Monday, January 4, 2021

Take another road

They left for their own country by another road

The Solemn Feast of the Epiphany came early this year, January 3, 2021. The manger we have set up in our home and in our parishes now display the three wise men or magi. The Christmas scene is complete.

A reflection that many of us have done, beginning as early as childhood, is placing each of the figures in their special location. The infant Jesus, of course, is at the cent re surrounded by Mary and Joseph, some lambs and likely a cow. Occasionally some other figures have been added, such as toy figures from some movie or comic strip. If you have done this, don’t worry whether it was sacrilegious or not; it wasn’t. What you or your children were doing was expressing the truth of the incarnation, God came for all humankind and all creation.

As we have set up these mangers or possibly stopped to look at them, we may have paused and thought of the birth of Christ. Pope Francis in his 2019 Apostolic Letter, Admirabile Signum, suggested we set up the Christmas crèche in our homes and parishes it helps us to relive the history of what took place in Bethlehem. Although the Gospels remain our source for understanding and reflecting on that event, at “the same time, its portrayal in the crèche helps us to imagine the scene. It touches our hearts and makes us enter into salvation history as contemporaries of an event that is living and real in a broad gamut of historical and cultural contexts.”

Later he invites us to reflect on the scene and each of the figures. While his insightful description provides some interesting insights into this biblical scene, he encourages all of us to let our own imagination bring to life this historical event the birth of Christ and those who witnessed it.

As Saint Ignatius of Loyola, founder of the Society of Jesus, suggested in his second method of imagining: Place yourself fully within a story from the Gospels. Become onlooker-participants and give full rein to our imagination. For example, as Ignatius describes in the Spiritual Exercises, second week, “imagine the labours of the journey to Bethlehem, the struggles of finding a shelter, the poverty, the thirst, the hunger, the cold, the insults that meet the arrival of God-with-us.”

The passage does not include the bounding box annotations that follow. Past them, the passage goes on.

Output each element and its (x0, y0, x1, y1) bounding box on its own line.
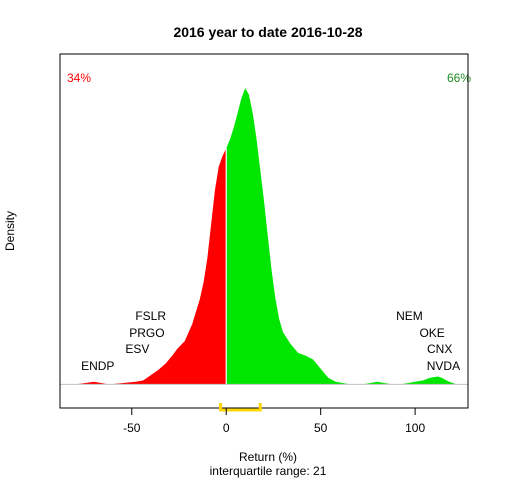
chart-title: 2016 year to date 2016-10-28 (173, 24, 362, 40)
x-tick-label: 0 (223, 421, 230, 435)
ticker-annotation: ESV (125, 342, 149, 356)
iqr-subtitle: interquartile range: 21 (210, 464, 327, 478)
ticker-annotation: NVDA (427, 359, 460, 373)
ticker-annotation: ENDP (81, 359, 114, 373)
pct-positive-label: 66% (447, 71, 471, 85)
plot-box (59, 53, 469, 409)
density-area-positive (226, 88, 457, 385)
plot-area: -50 0 50 100 ENDP ESV PRGO FSLR NEM OKE CNX NVDA (59, 53, 469, 435)
x-axis-label: Return (%) (239, 450, 297, 464)
y-axis-label: Density (3, 211, 17, 251)
x-tick-label: -50 (123, 421, 141, 435)
ticker-annotation: OKE (419, 326, 444, 340)
x-tick-label: 50 (314, 421, 328, 435)
iqr-bracket (219, 403, 262, 412)
ticker-annotation: FSLR (135, 309, 166, 323)
ticker-annotation: PRGO (129, 326, 164, 340)
density-area-negative (75, 148, 227, 385)
x-tick-label: 100 (405, 421, 425, 435)
ticker-annotation: CNX (427, 342, 452, 356)
ticker-annotation: NEM (396, 309, 423, 323)
pct-negative-label: 34% (67, 71, 91, 85)
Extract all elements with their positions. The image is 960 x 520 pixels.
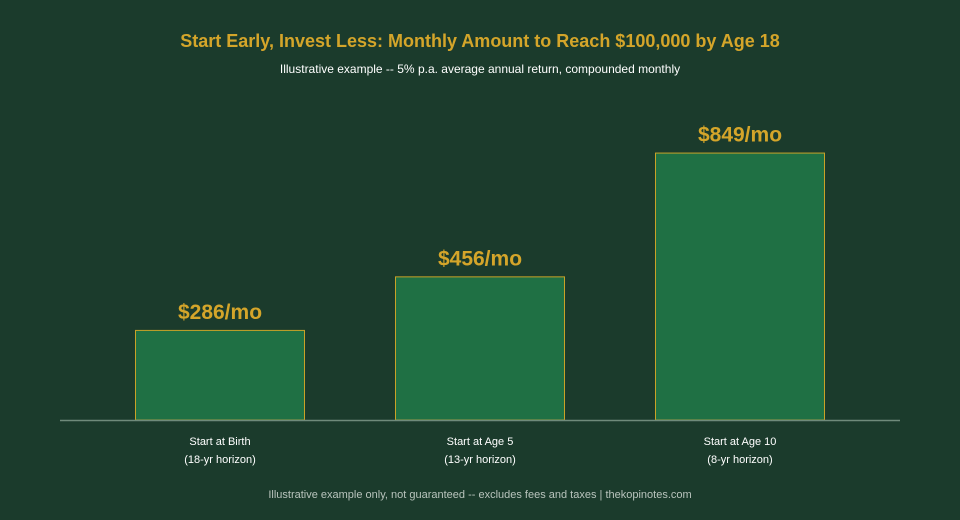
- x-tick-sublabel: (18-yr horizon): [184, 454, 256, 466]
- x-tick-sublabel: (8-yr horizon): [707, 454, 772, 466]
- labels-group: $286/mo Start at Birth (18-yr horizon) $456…: [178, 124, 782, 466]
- bar-value-label: $456/mo: [438, 247, 522, 270]
- x-tick-label: Start at Birth: [189, 436, 250, 448]
- bar-value-label: $286/mo: [178, 301, 262, 324]
- chart-title: Start Early, Invest Less: Monthly Amount…: [180, 31, 780, 51]
- bar: [395, 276, 565, 421]
- x-tick-label: Start at Age 5: [447, 436, 514, 448]
- chart-footer: Illustrative example only, not guarantee…: [268, 489, 691, 501]
- x-tick-label: Start at Age 10: [704, 436, 777, 448]
- bar-value-label: $849/mo: [698, 124, 782, 147]
- bar: [655, 152, 825, 421]
- x-tick-sublabel: (13-yr horizon): [444, 454, 516, 466]
- bars-group: [135, 152, 825, 421]
- bar: [135, 329, 305, 421]
- chart-subtitle: Illustrative example -- 5% p.a. average …: [280, 62, 680, 76]
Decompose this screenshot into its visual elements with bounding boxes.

This year what I did was to reflect on each character. For example, the one shepherd that came with my set, I thought how the message of an angel must have impacted his life. Here is a person, whose occupation leaves him living on the fringes of society. Now, he is invited to stand in the presence of Jesus, the son of God.

Then last line of the gospel for the Epiphany ends with the following words: “they left for their own country by another road.” In other words, these wise men from the East could no longer follow the life-path they had pursued before. Standing in the presence of the infant Jesus, everything changed. Knowing that God is with us and that we are with him, changes the way we see ourselves, the choices we make, the life we lead and even the paths we take. 

 As Pope Francis concluded in the his Apostolic letter: “Like Saint Francis, may we open our hearts to this simple grace, so that from our wonderment a humble prayer may arise: a prayer of thanksgiving to God, who wished to share with us his all, and thus never to leave us alone.”